2. ‘Gradual retirement’ project
A group of independent experts, economists and lawyers, coordinated by Royal, a pension insurance company in Zagreb, Croatia, has been working for two years on the project of ‘Gradual Retirement instead of Early Retirement’. This project is inspired by the philosophy of the fourth pillar and tries to implement its ideas in the Croatian environment.
This project has taken into account all the circumstances mentioned above. The project aims to address the two most vulnerable groups of Croatian citizens. The basic idea, therefore was to diminish the number of people retiring early, with consequent lower pensions, and to open up possibilities for employing younger participants in the labour market.

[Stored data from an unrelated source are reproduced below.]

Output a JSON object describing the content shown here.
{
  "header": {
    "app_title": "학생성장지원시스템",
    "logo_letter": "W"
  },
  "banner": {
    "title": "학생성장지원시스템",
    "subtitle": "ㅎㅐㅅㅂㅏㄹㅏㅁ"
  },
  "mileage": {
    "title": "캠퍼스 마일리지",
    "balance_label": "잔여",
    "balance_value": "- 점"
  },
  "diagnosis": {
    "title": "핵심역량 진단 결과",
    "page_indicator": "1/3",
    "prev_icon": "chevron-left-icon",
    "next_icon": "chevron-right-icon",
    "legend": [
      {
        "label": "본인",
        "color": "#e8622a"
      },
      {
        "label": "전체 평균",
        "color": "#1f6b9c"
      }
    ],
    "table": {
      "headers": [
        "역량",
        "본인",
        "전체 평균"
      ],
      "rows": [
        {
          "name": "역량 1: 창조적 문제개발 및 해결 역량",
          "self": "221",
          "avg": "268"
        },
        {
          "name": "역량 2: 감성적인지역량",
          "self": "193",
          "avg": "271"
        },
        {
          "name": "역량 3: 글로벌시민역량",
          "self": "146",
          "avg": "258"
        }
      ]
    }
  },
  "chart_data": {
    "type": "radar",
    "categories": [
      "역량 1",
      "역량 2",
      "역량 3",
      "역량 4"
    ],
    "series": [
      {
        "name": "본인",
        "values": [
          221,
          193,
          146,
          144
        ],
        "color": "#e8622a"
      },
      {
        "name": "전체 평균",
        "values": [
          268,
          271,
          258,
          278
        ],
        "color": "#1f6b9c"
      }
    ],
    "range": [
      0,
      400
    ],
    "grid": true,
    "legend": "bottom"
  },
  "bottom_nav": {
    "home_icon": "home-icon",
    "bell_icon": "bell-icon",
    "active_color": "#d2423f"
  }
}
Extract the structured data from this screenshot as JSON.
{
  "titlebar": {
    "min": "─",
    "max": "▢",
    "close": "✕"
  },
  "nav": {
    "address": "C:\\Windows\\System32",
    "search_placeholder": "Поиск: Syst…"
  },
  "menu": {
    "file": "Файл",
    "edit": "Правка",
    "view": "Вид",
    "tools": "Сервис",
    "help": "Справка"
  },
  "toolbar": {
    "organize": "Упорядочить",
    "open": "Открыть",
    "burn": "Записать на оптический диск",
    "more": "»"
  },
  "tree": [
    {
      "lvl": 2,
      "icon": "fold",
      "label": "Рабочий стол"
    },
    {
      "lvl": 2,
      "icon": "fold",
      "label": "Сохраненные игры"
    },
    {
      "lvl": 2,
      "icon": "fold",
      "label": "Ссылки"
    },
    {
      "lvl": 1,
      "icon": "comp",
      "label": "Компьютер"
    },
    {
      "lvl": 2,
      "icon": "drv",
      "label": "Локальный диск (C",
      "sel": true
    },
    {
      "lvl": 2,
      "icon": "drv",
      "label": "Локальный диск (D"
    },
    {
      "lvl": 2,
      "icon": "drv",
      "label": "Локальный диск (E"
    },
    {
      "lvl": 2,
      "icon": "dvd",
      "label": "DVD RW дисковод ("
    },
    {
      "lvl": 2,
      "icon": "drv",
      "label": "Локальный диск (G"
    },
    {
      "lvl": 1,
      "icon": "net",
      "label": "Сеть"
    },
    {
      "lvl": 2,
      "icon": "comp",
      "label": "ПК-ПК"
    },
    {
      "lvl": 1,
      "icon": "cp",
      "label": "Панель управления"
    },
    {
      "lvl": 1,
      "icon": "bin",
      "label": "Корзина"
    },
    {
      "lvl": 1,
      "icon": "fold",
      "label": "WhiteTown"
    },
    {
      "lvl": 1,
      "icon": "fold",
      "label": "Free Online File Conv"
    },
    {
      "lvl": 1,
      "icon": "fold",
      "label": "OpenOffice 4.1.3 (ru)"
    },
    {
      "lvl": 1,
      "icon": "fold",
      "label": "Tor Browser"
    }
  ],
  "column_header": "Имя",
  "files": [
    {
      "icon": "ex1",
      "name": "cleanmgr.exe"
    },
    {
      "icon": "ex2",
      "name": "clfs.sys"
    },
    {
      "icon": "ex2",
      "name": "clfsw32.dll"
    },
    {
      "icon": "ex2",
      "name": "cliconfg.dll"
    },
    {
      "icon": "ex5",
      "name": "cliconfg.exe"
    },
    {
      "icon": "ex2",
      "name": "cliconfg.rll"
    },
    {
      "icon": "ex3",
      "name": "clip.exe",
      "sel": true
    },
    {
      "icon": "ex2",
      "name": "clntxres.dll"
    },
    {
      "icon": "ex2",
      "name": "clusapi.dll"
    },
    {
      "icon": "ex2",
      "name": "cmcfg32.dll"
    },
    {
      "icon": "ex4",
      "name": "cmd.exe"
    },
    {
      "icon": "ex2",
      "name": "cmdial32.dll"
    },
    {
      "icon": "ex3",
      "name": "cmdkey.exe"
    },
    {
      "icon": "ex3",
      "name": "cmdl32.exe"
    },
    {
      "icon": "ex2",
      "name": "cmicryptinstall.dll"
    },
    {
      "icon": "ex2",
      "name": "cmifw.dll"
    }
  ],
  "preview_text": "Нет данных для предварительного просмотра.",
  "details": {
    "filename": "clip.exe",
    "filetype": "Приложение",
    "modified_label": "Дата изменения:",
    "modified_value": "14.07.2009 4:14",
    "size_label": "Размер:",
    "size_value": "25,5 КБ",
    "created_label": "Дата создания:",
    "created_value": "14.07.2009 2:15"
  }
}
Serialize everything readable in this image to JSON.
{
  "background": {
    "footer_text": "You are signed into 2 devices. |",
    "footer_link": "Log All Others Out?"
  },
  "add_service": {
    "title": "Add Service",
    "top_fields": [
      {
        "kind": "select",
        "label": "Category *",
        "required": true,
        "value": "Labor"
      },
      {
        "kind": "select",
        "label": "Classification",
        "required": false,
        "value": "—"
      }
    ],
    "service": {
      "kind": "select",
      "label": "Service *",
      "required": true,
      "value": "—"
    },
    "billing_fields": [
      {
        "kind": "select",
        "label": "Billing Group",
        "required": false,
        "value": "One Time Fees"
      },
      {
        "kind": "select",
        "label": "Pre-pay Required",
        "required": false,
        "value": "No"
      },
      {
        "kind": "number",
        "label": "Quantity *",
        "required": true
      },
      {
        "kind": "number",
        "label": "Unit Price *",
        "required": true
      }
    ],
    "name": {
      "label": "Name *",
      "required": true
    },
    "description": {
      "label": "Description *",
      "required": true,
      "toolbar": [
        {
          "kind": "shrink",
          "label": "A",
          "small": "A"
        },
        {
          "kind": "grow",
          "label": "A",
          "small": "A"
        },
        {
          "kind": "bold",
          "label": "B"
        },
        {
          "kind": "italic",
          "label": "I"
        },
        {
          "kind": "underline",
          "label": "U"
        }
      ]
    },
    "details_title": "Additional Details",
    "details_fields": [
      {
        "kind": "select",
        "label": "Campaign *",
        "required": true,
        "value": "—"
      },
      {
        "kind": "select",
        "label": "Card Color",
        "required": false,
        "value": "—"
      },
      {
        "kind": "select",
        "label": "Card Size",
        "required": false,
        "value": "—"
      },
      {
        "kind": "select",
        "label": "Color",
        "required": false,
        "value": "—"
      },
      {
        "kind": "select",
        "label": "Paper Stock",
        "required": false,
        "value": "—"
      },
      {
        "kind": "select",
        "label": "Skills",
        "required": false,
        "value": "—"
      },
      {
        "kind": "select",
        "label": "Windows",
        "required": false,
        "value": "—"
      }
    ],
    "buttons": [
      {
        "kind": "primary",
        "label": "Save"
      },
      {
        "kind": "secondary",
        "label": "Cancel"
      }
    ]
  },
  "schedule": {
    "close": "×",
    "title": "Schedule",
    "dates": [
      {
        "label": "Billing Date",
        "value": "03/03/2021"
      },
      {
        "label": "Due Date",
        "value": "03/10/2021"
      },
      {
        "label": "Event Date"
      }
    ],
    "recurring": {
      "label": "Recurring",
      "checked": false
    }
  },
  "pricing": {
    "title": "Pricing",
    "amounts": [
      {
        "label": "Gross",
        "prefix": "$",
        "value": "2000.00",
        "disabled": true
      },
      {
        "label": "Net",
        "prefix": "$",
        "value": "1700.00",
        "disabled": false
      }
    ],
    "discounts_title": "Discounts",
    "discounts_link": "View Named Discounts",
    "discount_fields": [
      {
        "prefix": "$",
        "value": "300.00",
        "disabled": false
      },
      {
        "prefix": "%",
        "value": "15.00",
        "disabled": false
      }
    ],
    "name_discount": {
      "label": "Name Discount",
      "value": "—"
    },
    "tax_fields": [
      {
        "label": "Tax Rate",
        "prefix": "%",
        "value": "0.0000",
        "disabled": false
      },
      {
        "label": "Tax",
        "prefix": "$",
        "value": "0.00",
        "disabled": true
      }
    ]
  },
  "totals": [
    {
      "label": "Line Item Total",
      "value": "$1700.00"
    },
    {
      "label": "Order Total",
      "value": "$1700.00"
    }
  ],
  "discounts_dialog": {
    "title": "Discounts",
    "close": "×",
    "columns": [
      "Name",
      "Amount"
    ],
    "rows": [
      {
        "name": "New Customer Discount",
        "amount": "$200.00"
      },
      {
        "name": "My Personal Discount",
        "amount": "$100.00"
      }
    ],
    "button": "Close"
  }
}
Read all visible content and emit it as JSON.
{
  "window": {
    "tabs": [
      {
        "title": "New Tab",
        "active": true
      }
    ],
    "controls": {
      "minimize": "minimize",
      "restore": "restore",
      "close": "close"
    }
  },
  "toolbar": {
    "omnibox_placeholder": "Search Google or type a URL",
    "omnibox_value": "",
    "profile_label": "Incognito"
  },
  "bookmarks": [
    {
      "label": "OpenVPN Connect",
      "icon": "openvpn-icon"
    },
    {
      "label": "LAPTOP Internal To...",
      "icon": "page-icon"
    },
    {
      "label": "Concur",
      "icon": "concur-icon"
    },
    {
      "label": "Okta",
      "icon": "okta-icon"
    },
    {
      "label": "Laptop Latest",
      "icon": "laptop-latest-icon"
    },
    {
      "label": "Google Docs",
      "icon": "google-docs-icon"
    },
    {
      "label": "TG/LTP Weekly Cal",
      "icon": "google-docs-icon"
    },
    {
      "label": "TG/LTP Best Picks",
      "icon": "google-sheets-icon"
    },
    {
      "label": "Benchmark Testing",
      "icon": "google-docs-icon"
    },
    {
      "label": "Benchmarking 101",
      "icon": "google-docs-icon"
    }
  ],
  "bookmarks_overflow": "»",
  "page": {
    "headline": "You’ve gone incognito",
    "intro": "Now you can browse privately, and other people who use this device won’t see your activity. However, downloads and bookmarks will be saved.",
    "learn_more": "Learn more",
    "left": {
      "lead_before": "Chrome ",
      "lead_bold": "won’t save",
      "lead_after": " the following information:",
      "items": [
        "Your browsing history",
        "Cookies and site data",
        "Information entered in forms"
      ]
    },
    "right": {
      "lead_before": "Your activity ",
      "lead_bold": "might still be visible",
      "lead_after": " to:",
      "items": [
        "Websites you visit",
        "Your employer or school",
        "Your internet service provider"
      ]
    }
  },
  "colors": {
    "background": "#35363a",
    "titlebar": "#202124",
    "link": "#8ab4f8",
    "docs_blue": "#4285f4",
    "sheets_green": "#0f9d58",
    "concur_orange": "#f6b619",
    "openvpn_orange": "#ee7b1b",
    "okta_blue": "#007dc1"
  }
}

The idea of promoting longer working life is quite new for the Croatian society, so the project would start with two smaller but significant groups within the population:
• firstly, employees who became entitled, or in some cases, forced to retire early, with pensions up to 20% less than full pensions, and
• secondly, employees who will soon become redundant, and thus unemployed.
The project offers employees who become entitled to take early retirement the following option: instead of going into early retirement, they should be encouraged to stay in service and work half the regular working hours, e.g. 20 instead of 40 hours a week. The term for this form of employment is ‘part-time work’.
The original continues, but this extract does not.